Arm und krank

„Lieber arm und gesund als reich und krank“ war eine vermeintliche Weisheit früherer Generationen. Man versuchte damit nicht die eigene Gesundheit als hoch zu bewerten, sondern suchte eher Trost für die eigenen bescheidenen Verhältnisse. Leider lehrt uns die Sozialmedizin seit Jahrzehnten, dass dem nicht so ist. Richtig heißt es: Bist du arm, bist du eher krank. Wir Hausärzte erleben diesen Zusammenhang regelmäßig in unserer täglichen Arbeit, oft jedoch ohne ihn bewusst wahrzunehmen. Da ist die alleinstehende Pensionistin, die wegen einer Pneumonie visitiert wird und nur ein paar Kartoffeln als Mittagessen am Teller hat. Da ist die türkischstämmige Familie mit der depressiven Mutter, die zu sechst auf nicht einmal siebzig Quadratmeter lebt, sodass kaum Luft zum Atmen ist und die Schulkinder keinen Platz zum Hausaufgabenmachen haben. Dort wo wir mit Armut konfrontiert sind, sind wir gewohnt, entsprechend zu reagieren. Leider verschließt sich ein Großteil der Armut auch unseren Augen, sodass wir dann nicht optimal handeln können. Daher wäre es gut, würde sich ein Teil des Fortbildungsangebotes auch mit sozialmedizinischen Themen beschäftigen. Wir könnten dann unseren schönen Beruf noch umfassender und fundierter ausüben und so auch manche unnütze Untersuchung oder wirkungslose Therapie vermeiden.

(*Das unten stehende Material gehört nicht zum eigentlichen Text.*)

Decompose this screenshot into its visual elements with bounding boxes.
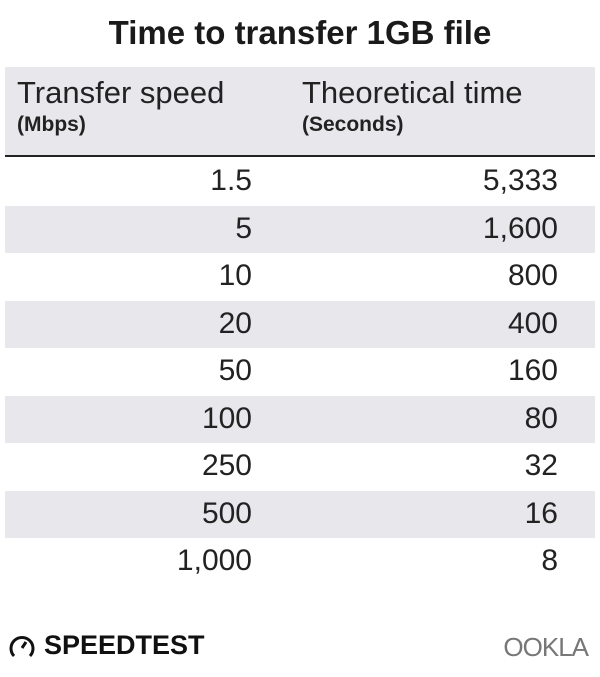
table-row: 10 800	[5, 253, 595, 301]
time-cell: 32	[524, 449, 558, 482]
table-row: 5 1,600	[5, 205, 595, 253]
speed-cell: 1.5	[210, 164, 252, 197]
header-unit: (Mbps)	[17, 113, 86, 136]
table-body: 1.5 5,333 5 1,600 10 800 20 400 50 160 100 80 250 32 5…	[5, 158, 595, 586]
table-row: 50 160	[5, 348, 595, 396]
speedtest-wordmark: SPEEDTEST	[44, 630, 205, 660]
chart-title: Time to transfer 1GB file	[108, 14, 492, 51]
time-cell: 160	[507, 354, 558, 387]
speed-cell: 500	[201, 496, 252, 530]
header-label: Theoretical time	[302, 75, 523, 110]
speed-cell: 250	[201, 449, 252, 482]
speed-cell: 20	[218, 306, 252, 340]
column-header-speed: Transfer speed (Mbps)	[17, 75, 224, 139]
speed-cell: 10	[218, 259, 252, 292]
time-cell: 80	[524, 401, 558, 435]
speed-cell: 5	[235, 211, 252, 245]
time-cell: 1,600	[482, 211, 558, 245]
column-header-time: Theoretical time (Seconds)	[302, 75, 523, 139]
speed-cell: 100	[201, 401, 252, 435]
speedtest-logo: SPEEDTEST	[8, 630, 205, 661]
table-row: 500 16	[5, 490, 595, 538]
table-row: 1,000 8	[5, 538, 595, 586]
table-row: 100 80	[5, 395, 595, 443]
table-row: 20 400	[5, 300, 595, 348]
gauge-icon	[9, 635, 35, 657]
ookla-logo: OOKLA	[503, 632, 589, 662]
time-cell: 16	[524, 496, 558, 530]
time-cell: 400	[507, 306, 558, 340]
time-cell: 5,333	[482, 164, 558, 197]
time-cell: 8	[541, 544, 558, 577]
speed-cell: 1,000	[176, 544, 252, 577]
time-cell: 800	[507, 259, 558, 292]
table-header: Transfer speed (Mbps) Theoretical time (Se…	[5, 67, 595, 157]
speed-cell: 50	[218, 354, 252, 387]
table-row: 250 32	[5, 443, 595, 491]
header-unit: (Seconds)	[302, 113, 404, 136]
header-label: Transfer speed	[17, 75, 225, 110]
table-row: 1.5 5,333	[5, 158, 595, 206]
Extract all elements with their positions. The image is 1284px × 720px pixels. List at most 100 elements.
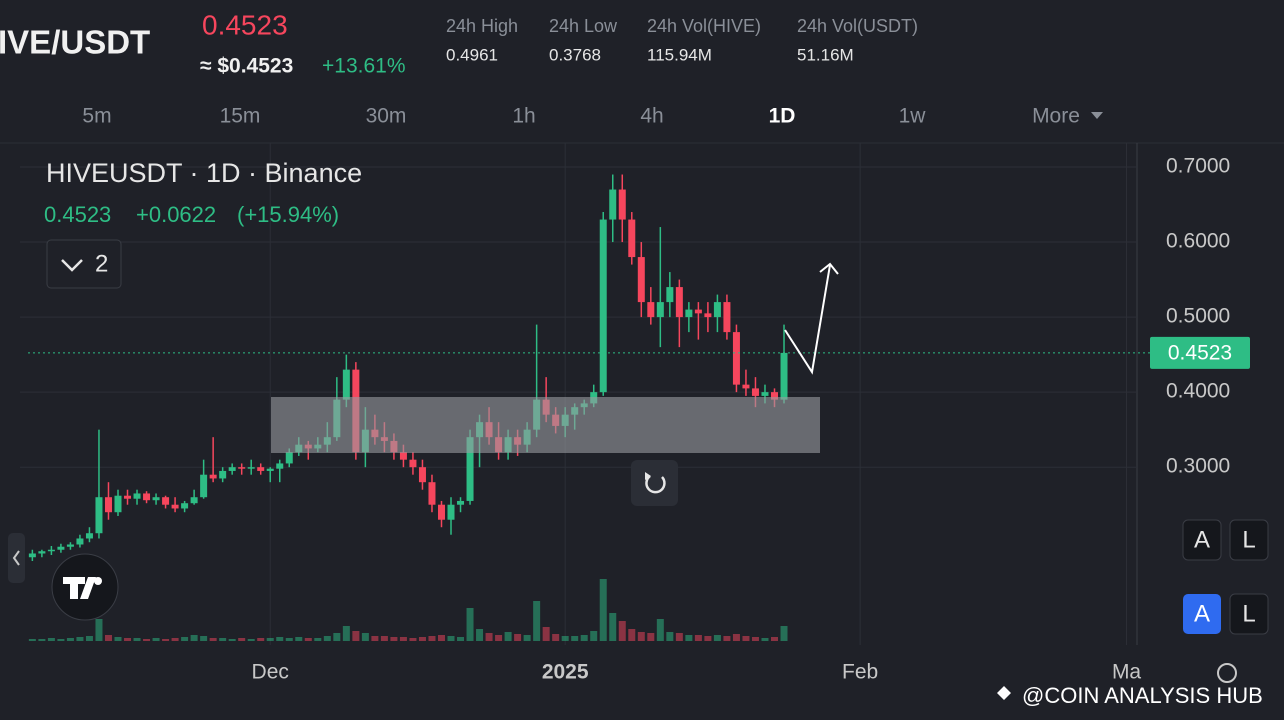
volume-bar — [685, 635, 693, 641]
candle-body — [228, 467, 236, 471]
candle-body — [200, 474, 208, 498]
candle-body — [457, 500, 465, 505]
volume-bar — [732, 634, 740, 641]
volume-bar — [333, 633, 341, 641]
volume-bar — [723, 636, 731, 641]
volume-bar — [704, 636, 712, 641]
last-price-tag — [1150, 336, 1250, 369]
volume-bar — [200, 636, 208, 641]
x-tick-label: Feb — [842, 661, 878, 684]
tab[interactable]: 1w — [899, 105, 927, 128]
reset-icon-tip — [645, 472, 651, 480]
candle-body — [276, 463, 284, 469]
candle-body — [181, 503, 189, 509]
volume-bar — [656, 619, 664, 641]
log-scale-button[interactable] — [1229, 519, 1269, 561]
settings-icon[interactable] — [1217, 663, 1237, 683]
log-scale-label-2: L — [1242, 600, 1255, 627]
candle-body — [28, 553, 36, 558]
volume-bar — [219, 638, 227, 641]
candle-body — [38, 551, 46, 554]
volume-bar — [247, 639, 255, 641]
log-scale-button-2[interactable] — [1229, 593, 1269, 635]
volume-bar — [466, 608, 474, 641]
candle-body — [76, 538, 84, 545]
candle-body — [685, 309, 693, 318]
zone — [271, 397, 820, 453]
candle-body — [57, 546, 65, 550]
watermark-icon — [997, 686, 1011, 700]
candle-body — [124, 495, 132, 499]
log-scale-label: L — [1242, 526, 1255, 553]
candle-body — [257, 467, 265, 471]
volume-bar — [647, 633, 655, 641]
tab[interactable]: 30m — [366, 105, 407, 128]
volume-bar — [599, 579, 607, 641]
y-tick-label: 0.6000 — [1166, 230, 1230, 253]
tab[interactable]: 4h — [640, 105, 663, 128]
x-tick-label: Ma — [1112, 661, 1141, 684]
stat-label: 24h High — [446, 16, 518, 36]
volume-bar — [571, 636, 579, 641]
y-tick-label: 0.5000 — [1166, 305, 1230, 328]
volume-bar — [238, 638, 246, 641]
tab[interactable]: 5m — [82, 105, 111, 128]
volume-bar — [713, 635, 721, 641]
x-tick-label: Dec — [252, 661, 289, 684]
legend-title: HIVEUSDT · 1D · Binance — [46, 158, 362, 188]
reset-button[interactable] — [631, 460, 678, 506]
candle-body — [666, 287, 674, 303]
legend-change: +0.0622 — [136, 202, 216, 227]
volume-bar — [675, 633, 683, 641]
volume-bar — [152, 638, 160, 641]
candle-body — [704, 313, 712, 318]
volume-bar — [352, 631, 360, 641]
volume-bar — [266, 638, 274, 641]
volume-bar — [694, 635, 702, 641]
usd-price: ≈ $0.4523 — [200, 55, 293, 78]
candle-body — [95, 497, 103, 534]
volume-bar — [761, 638, 769, 641]
legend-price: 0.4523 — [44, 202, 111, 227]
candle-body — [266, 468, 274, 471]
volume-bar — [66, 638, 74, 641]
logo-dot — [94, 577, 102, 585]
candle-body — [104, 497, 112, 513]
candle-body — [133, 493, 141, 499]
volume-bar — [399, 637, 407, 641]
volume-bar — [580, 635, 588, 641]
auto-scale-button-2[interactable] — [1183, 594, 1221, 634]
tab[interactable]: 1h — [512, 105, 535, 128]
volume-bar — [390, 637, 398, 641]
volume-bar — [618, 621, 626, 641]
tab[interactable]: 15m — [220, 105, 261, 128]
collapse-button[interactable] — [8, 533, 25, 583]
arrow — [784, 264, 831, 375]
volume-bar — [561, 636, 569, 641]
candle-body — [647, 302, 655, 318]
volume-bar — [342, 626, 350, 641]
volume-bar — [133, 638, 141, 641]
volume-bar — [742, 636, 750, 641]
indicator-toggle[interactable] — [46, 239, 122, 289]
candle-body — [447, 504, 455, 520]
candle-body — [190, 497, 198, 504]
volume-bar — [590, 631, 598, 641]
volume-bar — [628, 629, 636, 641]
candle-body — [238, 467, 246, 469]
change: +13.61% — [322, 55, 406, 78]
candle-body — [47, 549, 55, 552]
candle-body — [599, 219, 607, 393]
candle-body — [437, 504, 445, 520]
volume-bar — [437, 635, 445, 641]
tab[interactable]: More — [1032, 105, 1080, 128]
auto-scale-button[interactable] — [1182, 519, 1222, 561]
volume-bar — [514, 634, 522, 641]
tab[interactable]: 1D — [769, 105, 796, 128]
tabs: 5m 15m 30m 1h 4h 1D 1w More — [82, 105, 1080, 128]
volume-bar — [637, 632, 645, 641]
volume-bar — [323, 636, 331, 641]
arrow-head — [819, 262, 839, 275]
collapse-icon — [12, 550, 20, 566]
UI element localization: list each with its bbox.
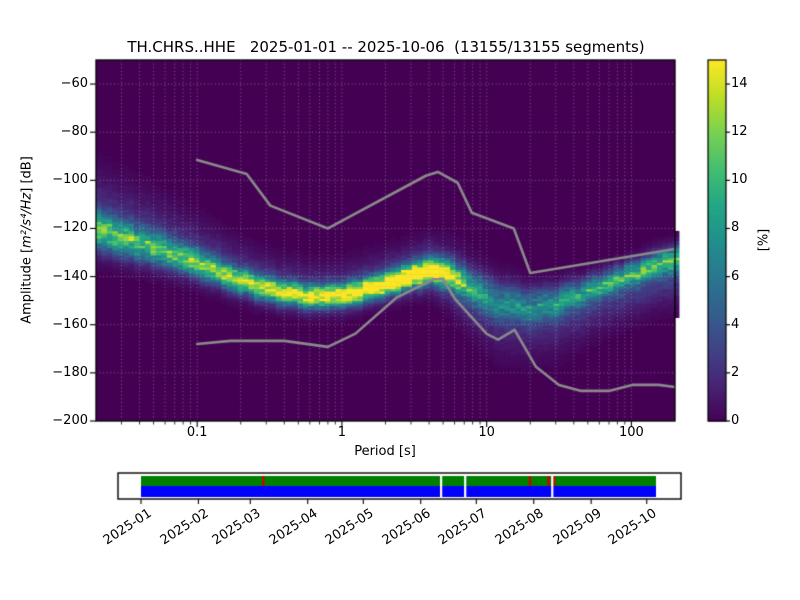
plot-title: TH.CHRS..HHE 2025-01-01 -- 2025-10-06 (1… — [127, 38, 645, 56]
x-tick-label-2: 10 — [478, 425, 495, 440]
x-tick-label-3: 100 — [619, 425, 644, 440]
x-tick-label-1: 1 — [337, 425, 347, 440]
colorbar-tick-label-5: 10 — [731, 172, 748, 188]
y-axis-label: Amplitude [m²/s⁴/Hz] [dB] — [20, 156, 35, 324]
y-axis-label-math: m²/s⁴/Hz — [19, 192, 35, 248]
colorbar-tick-label-7: 14 — [731, 76, 748, 92]
y-tick-label-3: −120 — [52, 220, 88, 236]
y-tick-label-1: −80 — [60, 124, 88, 140]
colorbar-tick-label-6: 12 — [731, 124, 748, 140]
y-axis-label-prefix: Amplitude [ — [19, 247, 35, 324]
colorbar-tick-label-0: 0 — [731, 413, 740, 428]
x-axis-label: Period [s] — [354, 444, 416, 459]
y-axis-label-suffix: ] [dB] — [19, 156, 35, 193]
y-tick-label-0: −60 — [60, 76, 88, 92]
y-tick-label-6: −180 — [52, 364, 88, 380]
y-tick-label-2: −100 — [52, 172, 88, 188]
y-tick-label-4: −140 — [52, 268, 88, 284]
colorbar-tick-label-2: 4 — [731, 316, 740, 332]
colorbar-tick-label-1: 2 — [731, 364, 740, 380]
colorbar-tick-label-3: 6 — [731, 268, 740, 284]
x-tick-label-0: 0.1 — [186, 425, 208, 440]
colorbar-label: [%] — [756, 228, 772, 252]
y-tick-label-7: −200 — [52, 413, 88, 428]
colorbar-tick-label-4: 8 — [731, 220, 740, 236]
y-tick-label-5: −160 — [52, 316, 88, 332]
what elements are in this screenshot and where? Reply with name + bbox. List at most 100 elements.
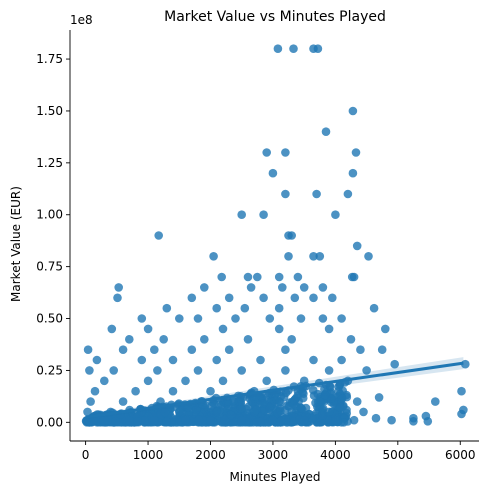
- scatter-point: [352, 397, 362, 406]
- scatter-point: [85, 366, 94, 375]
- scatter-point: [276, 417, 286, 426]
- scatter-point: [231, 314, 240, 323]
- scatter-point: [92, 355, 102, 365]
- scatter-point: [423, 417, 433, 426]
- scatter-point: [218, 376, 228, 386]
- scatter-point: [299, 415, 309, 425]
- y-tick-label: 1.75: [36, 52, 63, 66]
- scatter-point: [193, 366, 203, 375]
- x-axis-label: Minutes Played: [229, 470, 320, 484]
- scatter-point: [274, 272, 284, 282]
- scatter-point: [187, 293, 197, 303]
- scatter-point: [362, 366, 371, 375]
- scatter-point: [274, 397, 284, 406]
- scatter-point: [352, 241, 362, 251]
- scatter-point: [83, 345, 93, 355]
- scatter-point: [212, 407, 221, 417]
- scatter-point: [343, 189, 353, 199]
- scatter-point: [348, 168, 358, 178]
- scatter-point: [374, 393, 384, 402]
- y-tick-label: 0.00: [36, 415, 63, 429]
- scatter-point: [258, 399, 268, 408]
- scatter-point: [218, 324, 228, 334]
- scatter-point: [289, 396, 299, 405]
- scatter-point: [290, 293, 300, 303]
- scatter-point: [381, 324, 390, 334]
- scatter-point: [409, 417, 418, 426]
- scatter-point: [209, 399, 219, 408]
- x-tick-label: 6000: [445, 448, 476, 462]
- scatter-point: [313, 389, 323, 399]
- x-tick-label: 3000: [258, 448, 289, 462]
- scatter-point: [137, 355, 147, 365]
- y-tick-label: 0.50: [36, 312, 63, 326]
- scatter-point: [331, 415, 340, 425]
- scatter-point: [351, 148, 361, 157]
- scatter-point: [175, 314, 184, 323]
- scatter-point: [150, 345, 159, 355]
- scatter-point: [281, 366, 290, 375]
- scatter-point: [273, 44, 283, 53]
- scatter-point: [339, 418, 349, 427]
- scatter-point: [131, 386, 140, 396]
- scatter-point: [244, 402, 254, 411]
- scatter-point: [224, 345, 234, 355]
- scatter-point: [289, 44, 298, 53]
- scatter-point: [273, 408, 282, 418]
- scatter-point: [193, 314, 203, 323]
- scatter-point: [132, 417, 142, 426]
- scatter-point: [334, 386, 343, 396]
- scatter-point: [209, 251, 218, 261]
- scatter-point: [262, 376, 272, 386]
- scatter-point: [328, 293, 337, 303]
- chart-title: Market Value vs Minutes Played: [164, 9, 386, 25]
- scatter-point: [125, 415, 134, 425]
- scatter-point: [371, 413, 381, 423]
- scatter-point: [293, 272, 303, 282]
- scatter-point: [457, 386, 466, 396]
- scatter-point: [281, 345, 290, 355]
- scatter-point: [83, 407, 92, 417]
- scatter-point: [318, 283, 328, 292]
- scatter-point: [86, 397, 95, 406]
- y-axis-offset-label: 1e8: [70, 13, 93, 27]
- scatter-point: [324, 407, 334, 417]
- scatter-point: [252, 418, 261, 427]
- scatter-point: [224, 293, 234, 303]
- scatter-point: [284, 251, 293, 261]
- scatter-point: [359, 407, 368, 417]
- scatter-point: [324, 324, 334, 334]
- scatter-point: [309, 293, 318, 303]
- scatter-point: [337, 314, 346, 323]
- scatter-point: [259, 293, 268, 303]
- scatter-point: [143, 376, 153, 386]
- scatter-point: [349, 415, 359, 425]
- x-tick-label: 0: [82, 448, 90, 462]
- y-tick-label: 1.50: [36, 104, 63, 118]
- y-tick-label: 0.25: [36, 363, 63, 377]
- scatter-point: [137, 314, 147, 323]
- scatter-point: [217, 272, 226, 282]
- scatter-point: [259, 210, 268, 219]
- scatter-point: [369, 303, 379, 313]
- scatter-point: [168, 386, 178, 396]
- scatter-point: [315, 397, 325, 406]
- scatter-point: [356, 345, 365, 355]
- scatter-point: [90, 386, 100, 396]
- scatter-point: [150, 415, 159, 425]
- scatter-point: [278, 283, 287, 292]
- scatter-point: [114, 283, 123, 292]
- scatter-point: [191, 405, 201, 415]
- scatter-point: [317, 410, 327, 420]
- scatter-point: [348, 106, 358, 116]
- scatter-point: [331, 210, 340, 219]
- scatter-point: [226, 410, 236, 420]
- x-tick-label: 4000: [320, 448, 351, 462]
- scatter-point: [168, 355, 178, 365]
- scatter-point: [249, 407, 259, 417]
- scatter-point: [299, 283, 309, 292]
- scatter-point: [118, 345, 128, 355]
- scatter-point: [107, 324, 117, 334]
- scatter-point: [309, 355, 318, 365]
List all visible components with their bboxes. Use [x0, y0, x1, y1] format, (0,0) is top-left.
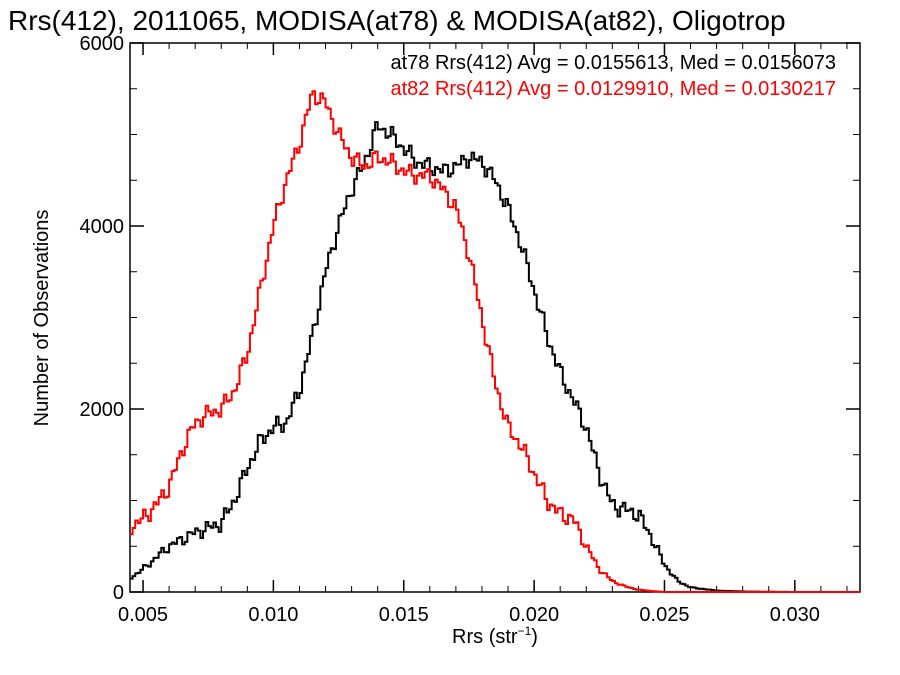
series-layer — [130, 90, 860, 593]
legend-at78: at78 Rrs(412) Avg = 0.0155613, Med = 0.0… — [390, 52, 836, 74]
y-tick-label: 6000 — [80, 33, 125, 55]
x-axis-label-superscript: −1 — [518, 624, 532, 638]
x-tick-label: 0.030 — [770, 604, 820, 626]
x-axis-label: Rrs (str−1) — [452, 624, 538, 648]
plot-frame — [129, 42, 861, 593]
x-tick-label: 0.025 — [639, 604, 689, 626]
y-tick-label: 2000 — [80, 399, 125, 421]
series-line-at82 — [130, 90, 860, 593]
chart-title: Rrs(412), 2011065, MODISA(at78) & MODISA… — [8, 5, 786, 36]
y-axis-ticks: 0 2000 4000 6000 — [80, 33, 860, 604]
series-line-at78 — [130, 121, 860, 593]
x-tick-label: 0.015 — [379, 604, 429, 626]
x-tick-label: 0.010 — [248, 604, 298, 626]
x-axis-ticks: 0.005 0.010 0.015 0.020 0.025 0.030 — [118, 43, 848, 626]
x-tick-label: 0.020 — [509, 604, 559, 626]
y-tick-label: 0 — [113, 582, 124, 604]
x-tick-label: 0.005 — [118, 604, 168, 626]
legend-at82: at82 Rrs(412) Avg = 0.0129910, Med = 0.0… — [390, 78, 836, 100]
y-axis-label: Number of Observations — [31, 210, 53, 427]
y-tick-label: 4000 — [80, 216, 125, 238]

Aber gibt es nicht für jeden Österreicher unabhängig von seiner finanziellen und sozialen Situation freien Zugang zu allen Leistungen? Der Vergleich mit dem Birnbaum im nachstehenden Beitrag von Martin Schenk zeigt schön, dass Theorie und Praxis schnell auseinanderklaffen. Ein gutes Beispiel dafür ist die Inanspruchnahme der Vorsorgeuntersuchung. Wir erleben regelmäßig, dass jene, die am ehesten davon profitieren würden, sich am schwersten dazu motivieren lassen oder erst gar nicht in unsere Ordinationen kommen. Hier ließe sich zum Beispiel durch ein Listensystem Abhilfe schaffen, bei dem sich jeder bei einem Hausarzt einschreiben muss. Dadurch wäre zumindest ein Ansprechpartner formuliert und ein leichteres Ansprechen von sogenannten Randgruppen möglich. Dass finanzielle Anreize nicht den gewünschten Erfolg bei der Gesundheitsförderung bringen, hat die Aktion der Sozialversicherung der Gewerblichen Wirtschaft gezeigt. Sie bietet bekanntlich ihren Versicherten eine Reduktion des Selbstbehalts bei der Erreichung von (großteils schwer überprüfbaren) Gesundheitszielen. Diese werden noch dazu, siehe BMI, mit unzulänglicher Evidenz angewendet. Es kam zwar zu einer deutlichen Zunahme der Vorsorgeuntersuchungen, jene aber, welche eine Lebensstilveränderung benötigen, waren bei den neu zur Vorsorgeuntersuchung Erschienenen kaum dabei. Es waren auch großteils Versicherte, die von einer Reduktion des Selbstbehalts kaum profitieren, da sie ohnehin kaum Leistungen in Anspruch nehmen. Wo sind die slowakischen Pflegerinnen, die Einmannfirmen in der Baubranche, die unter prekären Verhältnissen arbeitenden Akademiker und Konsulenten? Sie wurden mit dieser Aktion nur höchst marginal erreicht, obwohl sie nach sozialmedizinischen Erkenntnissen jene wären, welche den höchsten Beratungsnutzen hätten.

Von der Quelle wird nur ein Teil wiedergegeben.